- The Washington Times - Wednesday, July 10, 2002

Militia, students clash in Tehran

TEHRAN Clashes among Islamic militia and groups of young people defying a ban on rallies erupted in the Iranian capital yesterday on the anniversary of the July 1999 student unrest, an Agence France-Presse correspondent reported.

The violence broke out as security forces in riot gear tried to disperse about 5,000 to 6,000 students and others who gathered at the Tehran University campus and in nearby streets.


8 Jordanians on trial for arming Palestinians

AMMAN, Jordan Eight Jordanians went on trial yesterday before the state security court here on charges of smuggling arms and explosives to Palestinians in the West Bank.

Court sources said the eight pleaded not guilty to the charges, which in Jordan can carry the death sentence.
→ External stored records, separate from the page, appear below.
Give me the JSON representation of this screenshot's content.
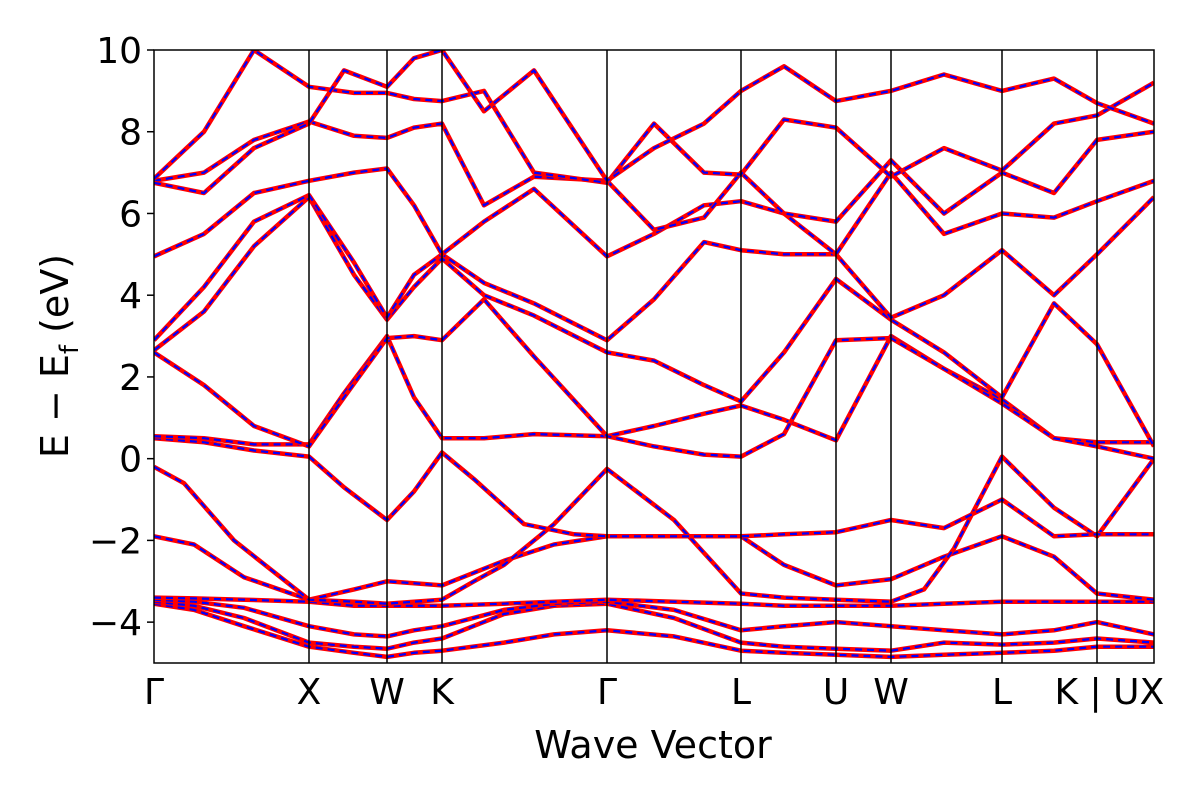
{
  "chart_data": {
    "type": "line",
    "title": "",
    "xlabel": "Wave Vector",
    "ylabel_main": "E − E",
    "ylabel_sub": "f",
    "ylabel_unit": " (eV)",
    "ylim": [
      -5,
      10
    ],
    "yticks": [
      -4,
      -2,
      0,
      2,
      4,
      6,
      8,
      10
    ],
    "ytick_labels": [
      "−4",
      "−2",
      "0",
      "2",
      "4",
      "6",
      "8",
      "10"
    ],
    "x_range": [
      0,
      1
    ],
    "kpoints": [
      {
        "label": "Γ",
        "x": 0.0
      },
      {
        "label": "X",
        "x": 0.155
      },
      {
        "label": "W",
        "x": 0.233
      },
      {
        "label": "K",
        "x": 0.288
      },
      {
        "label": "Γ",
        "x": 0.453
      },
      {
        "label": "L",
        "x": 0.587
      },
      {
        "label": "U",
        "x": 0.682
      },
      {
        "label": "W",
        "x": 0.737
      },
      {
        "label": "L",
        "x": 0.848
      },
      {
        "label": "K | U",
        "x": 0.943
      },
      {
        "label": "X",
        "x": 1.0
      }
    ],
    "series_style": {
      "outer_color": "#ff0000",
      "inner_color": "#0000ff",
      "inner_dash": "dashed"
    },
    "bands": [
      {
        "x": [
          0,
          0.04,
          0.09,
          0.155,
          0.2,
          0.233,
          0.26,
          0.288,
          0.35,
          0.4,
          0.453,
          0.52,
          0.587,
          0.63,
          0.682,
          0.737,
          0.79,
          0.848,
          0.9,
          0.943,
          1.0
        ],
        "y": [
          -3.55,
          -3.7,
          -4.1,
          -4.6,
          -4.75,
          -4.85,
          -4.75,
          -4.7,
          -4.5,
          -4.3,
          -4.2,
          -4.35,
          -4.7,
          -4.75,
          -4.8,
          -4.85,
          -4.8,
          -4.75,
          -4.7,
          -4.6,
          -4.6
        ]
      },
      {
        "x": [
          0,
          0.04,
          0.09,
          0.155,
          0.2,
          0.233,
          0.26,
          0.288,
          0.35,
          0.4,
          0.453,
          0.52,
          0.587,
          0.63,
          0.682,
          0.737,
          0.79,
          0.848,
          0.9,
          0.943,
          1.0
        ],
        "y": [
          -3.5,
          -3.6,
          -3.9,
          -4.5,
          -4.6,
          -4.65,
          -4.5,
          -4.4,
          -3.8,
          -3.6,
          -3.55,
          -3.9,
          -4.5,
          -4.6,
          -4.65,
          -4.7,
          -4.5,
          -4.55,
          -4.5,
          -4.4,
          -4.5
        ]
      },
      {
        "x": [
          0,
          0.04,
          0.09,
          0.155,
          0.2,
          0.233,
          0.26,
          0.288,
          0.35,
          0.4,
          0.453,
          0.52,
          0.587,
          0.63,
          0.682,
          0.737,
          0.79,
          0.848,
          0.9,
          0.943,
          1.0
        ],
        "y": [
          -3.45,
          -3.5,
          -3.65,
          -4.1,
          -4.3,
          -4.35,
          -4.2,
          -4.1,
          -3.7,
          -3.55,
          -3.5,
          -3.7,
          -4.2,
          -4.1,
          -4.0,
          -4.1,
          -4.2,
          -4.3,
          -4.2,
          -4.0,
          -4.3
        ]
      },
      {
        "x": [
          0,
          0.04,
          0.09,
          0.155,
          0.2,
          0.233,
          0.26,
          0.288,
          0.35,
          0.4,
          0.453,
          0.52,
          0.587,
          0.63,
          0.682,
          0.737,
          0.79,
          0.848,
          0.9,
          0.943,
          1.0
        ],
        "y": [
          -3.4,
          -3.42,
          -3.45,
          -3.5,
          -3.6,
          -3.6,
          -3.6,
          -3.6,
          -3.55,
          -3.5,
          -3.45,
          -3.5,
          -3.55,
          -3.6,
          -3.6,
          -3.6,
          -3.55,
          -3.5,
          -3.5,
          -3.5,
          -3.5
        ]
      },
      {
        "x": [
          0,
          0.04,
          0.09,
          0.155,
          0.2,
          0.233,
          0.26,
          0.288,
          0.35,
          0.4,
          0.453,
          0.52,
          0.587,
          0.63,
          0.682,
          0.737,
          0.79,
          0.848,
          0.9,
          0.943,
          1.0
        ],
        "y": [
          -1.9,
          -2.1,
          -2.9,
          -3.45,
          -3.2,
          -3.0,
          -3.05,
          -3.1,
          -2.5,
          -2.1,
          -1.9,
          -1.9,
          -1.9,
          -2.6,
          -3.1,
          -2.95,
          -2.4,
          -1.9,
          -2.4,
          -3.3,
          -3.45
        ]
      },
      {
        "x": [
          0,
          0.03,
          0.08,
          0.155,
          0.2,
          0.233,
          0.26,
          0.288,
          0.32,
          0.35,
          0.4,
          0.453,
          0.52,
          0.587,
          0.63,
          0.682,
          0.737,
          0.77,
          0.8,
          0.848,
          0.9,
          0.943,
          1.0
        ],
        "y": [
          -0.2,
          -0.6,
          -2.0,
          -3.45,
          -3.5,
          -3.55,
          -3.5,
          -3.45,
          -3.0,
          -2.6,
          -1.6,
          -0.25,
          -1.5,
          -3.3,
          -3.4,
          -3.45,
          -3.5,
          -3.2,
          -2.2,
          0.05,
          -1.2,
          -1.9,
          0.0
        ]
      },
      {
        "x": [
          0,
          0.05,
          0.1,
          0.155,
          0.19,
          0.233,
          0.26,
          0.288,
          0.32,
          0.37,
          0.42,
          0.453,
          0.5,
          0.55,
          0.587,
          0.63,
          0.682,
          0.71,
          0.737,
          0.79,
          0.848,
          0.9,
          0.943,
          1.0
        ],
        "y": [
          0.5,
          0.4,
          0.2,
          0.05,
          -0.7,
          -1.5,
          -0.8,
          0.15,
          -0.5,
          -1.6,
          -1.85,
          -1.9,
          -1.9,
          -1.9,
          -1.9,
          -1.85,
          -1.8,
          -1.65,
          -1.5,
          -1.7,
          -1.0,
          -1.9,
          -1.85,
          -1.85
        ]
      },
      {
        "x": [
          0,
          0.05,
          0.1,
          0.155,
          0.19,
          0.233,
          0.26,
          0.288,
          0.33,
          0.38,
          0.453,
          0.5,
          0.55,
          0.587,
          0.63,
          0.682,
          0.737,
          0.79,
          0.848,
          0.9,
          0.943,
          1.0
        ],
        "y": [
          0.55,
          0.5,
          0.35,
          0.35,
          1.6,
          3.0,
          1.5,
          0.5,
          0.5,
          0.6,
          0.55,
          0.8,
          1.1,
          1.3,
          0.95,
          0.45,
          3.0,
          2.2,
          1.45,
          0.5,
          0.4,
          0.4
        ]
      },
      {
        "x": [
          0,
          0.05,
          0.1,
          0.155,
          0.19,
          0.233,
          0.26,
          0.288,
          0.33,
          0.38,
          0.453,
          0.5,
          0.55,
          0.587,
          0.63,
          0.682,
          0.737,
          0.79,
          0.848,
          0.9,
          0.943,
          1.0
        ],
        "y": [
          2.6,
          1.8,
          0.8,
          0.3,
          1.5,
          2.95,
          3.0,
          2.9,
          3.9,
          2.5,
          0.55,
          0.3,
          0.1,
          0.05,
          0.6,
          2.9,
          2.95,
          2.2,
          1.35,
          0.5,
          0.3,
          0.0
        ]
      },
      {
        "x": [
          0,
          0.05,
          0.1,
          0.155,
          0.2,
          0.233,
          0.26,
          0.288,
          0.33,
          0.38,
          0.453,
          0.5,
          0.55,
          0.587,
          0.63,
          0.682,
          0.737,
          0.79,
          0.848,
          0.9,
          0.943,
          1.0
        ],
        "y": [
          2.65,
          3.6,
          5.2,
          6.4,
          4.5,
          3.4,
          4.2,
          4.9,
          4.0,
          3.5,
          2.6,
          2.4,
          1.8,
          1.4,
          2.6,
          4.4,
          3.4,
          2.6,
          1.5,
          3.8,
          2.8,
          0.3
        ]
      },
      {
        "x": [
          0,
          0.05,
          0.1,
          0.155,
          0.2,
          0.233,
          0.26,
          0.288,
          0.33,
          0.38,
          0.453,
          0.5,
          0.55,
          0.587,
          0.63,
          0.682,
          0.737,
          0.79,
          0.848,
          0.9,
          0.943,
          1.0
        ],
        "y": [
          2.9,
          4.2,
          5.8,
          6.45,
          4.8,
          3.45,
          4.5,
          5.0,
          4.3,
          3.8,
          2.9,
          3.9,
          5.3,
          5.1,
          5.0,
          5.0,
          3.45,
          4.0,
          5.1,
          4.0,
          5.0,
          6.4
        ]
      },
      {
        "x": [
          0,
          0.05,
          0.1,
          0.155,
          0.2,
          0.233,
          0.26,
          0.288,
          0.33,
          0.38,
          0.453,
          0.5,
          0.55,
          0.587,
          0.63,
          0.682,
          0.737,
          0.79,
          0.848,
          0.9,
          0.943,
          1.0
        ],
        "y": [
          4.95,
          5.5,
          6.5,
          6.8,
          7.0,
          7.1,
          6.2,
          5.0,
          5.8,
          6.6,
          4.95,
          5.5,
          6.2,
          6.3,
          6.0,
          5.0,
          7.0,
          5.5,
          6.0,
          5.9,
          6.3,
          6.8
        ]
      },
      {
        "x": [
          0,
          0.05,
          0.1,
          0.155,
          0.2,
          0.233,
          0.26,
          0.288,
          0.33,
          0.38,
          0.453,
          0.5,
          0.55,
          0.587,
          0.63,
          0.682,
          0.737,
          0.79,
          0.848,
          0.9,
          0.943,
          1.0
        ],
        "y": [
          6.8,
          7.0,
          7.8,
          8.25,
          7.9,
          7.85,
          8.1,
          8.2,
          6.2,
          6.9,
          6.8,
          5.6,
          5.9,
          7.0,
          6.0,
          5.8,
          7.3,
          6.0,
          7.0,
          6.5,
          7.8,
          8.0
        ]
      },
      {
        "x": [
          0,
          0.05,
          0.1,
          0.155,
          0.2,
          0.233,
          0.26,
          0.288,
          0.33,
          0.38,
          0.453,
          0.5,
          0.55,
          0.587,
          0.63,
          0.682,
          0.737,
          0.79,
          0.848,
          0.9,
          0.943,
          1.0
        ],
        "y": [
          6.85,
          8.0,
          10.0,
          9.1,
          8.95,
          8.95,
          8.8,
          8.75,
          9.0,
          7.0,
          6.75,
          8.2,
          7.0,
          6.95,
          8.3,
          8.1,
          6.9,
          7.6,
          7.05,
          8.2,
          8.4,
          9.2
        ]
      },
      {
        "x": [
          0,
          0.05,
          0.1,
          0.155,
          0.19,
          0.233,
          0.26,
          0.288,
          0.33,
          0.38,
          0.453,
          0.5,
          0.55,
          0.587,
          0.63,
          0.682,
          0.737,
          0.79,
          0.848,
          0.9,
          0.943,
          1.0
        ],
        "y": [
          6.75,
          6.5,
          7.6,
          8.2,
          9.5,
          9.1,
          9.8,
          10.0,
          8.5,
          9.5,
          6.8,
          7.6,
          8.2,
          9.0,
          9.6,
          8.75,
          9.0,
          9.4,
          9.0,
          9.3,
          8.7,
          8.2
        ]
      }
    ]
  }
}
The defendants, six of whom live in the southern port city of Aqaba, are charged with smuggling arms to the West Bank.

They were rounded up between January and May, the court sources said.


Riyadh restricts more jobs to Saudis

RIYADH, Saudi Arabia Seeking to provide more jobs for Saudis amid growing unemployment, the government has reserved 22 more job categories for its citizens and warned private establishments against employing foreigners in those posts.

The decision by Social Affairs and Labor Minister Ali al-Namlah instructs labor offices not to authorize the hiring of non-Saudis in jobs including administrative managers and their assistants, procurement managers, secretaries, switchboard operators, storekeepers, tourist guides, automobile salesmen and public relations jobs.


Tunisian appeals sentence for satire

TUNIS, Tunisia An Internet journalist today is to appeal his 28-month prison sentence for publishing a satirical online magazine critical of the government.

In the first trial of an Internet dissident in the North African country, Zouhair Yahyaoui, 34, was convicted by a Tunisian court in absentia on June 20 of disseminating false information and of fraudulent use of the Internet.

The founder of the Web magazine Tunezine had refused to appear last month. His lawyers said he was protesting not having a fair trial, particularly because the court had taken no account of his complaints of being tortured during questioning by police.

Tunezine is a play on the name of the country and that of three-time President Zine El Abidine Ben Ali, who won landslide support in a May 26 referendum to seek two more terms in office and permanent immunity "for all acts" he has or may commit as president.


Weekly notes

Lebanon formally requested yesterday an extension for the U.N. Interim Force in Lebanon (UNIFIL) patrolling the Israeli border amid fears U.S. opposition to the new International Criminal Court will lead to disbandment of the 3,630-member peacekeeping unit by the end of the month. UNIFIL's mandate has been renewed every six months since its creation in 1978. Syrian Defense Minister Mustafa Tlass yesterday slammed the "interference of foreigners" in the Palestinians' choice of leader, a reference to calls by Israel and the Bush administration for Yasser Arafat's ouster. Gen. Tlass' comments came in a meeting with Nayef Hawatmeh, leader of the Democratic Front for the Liberation of Palestine, that militant group said.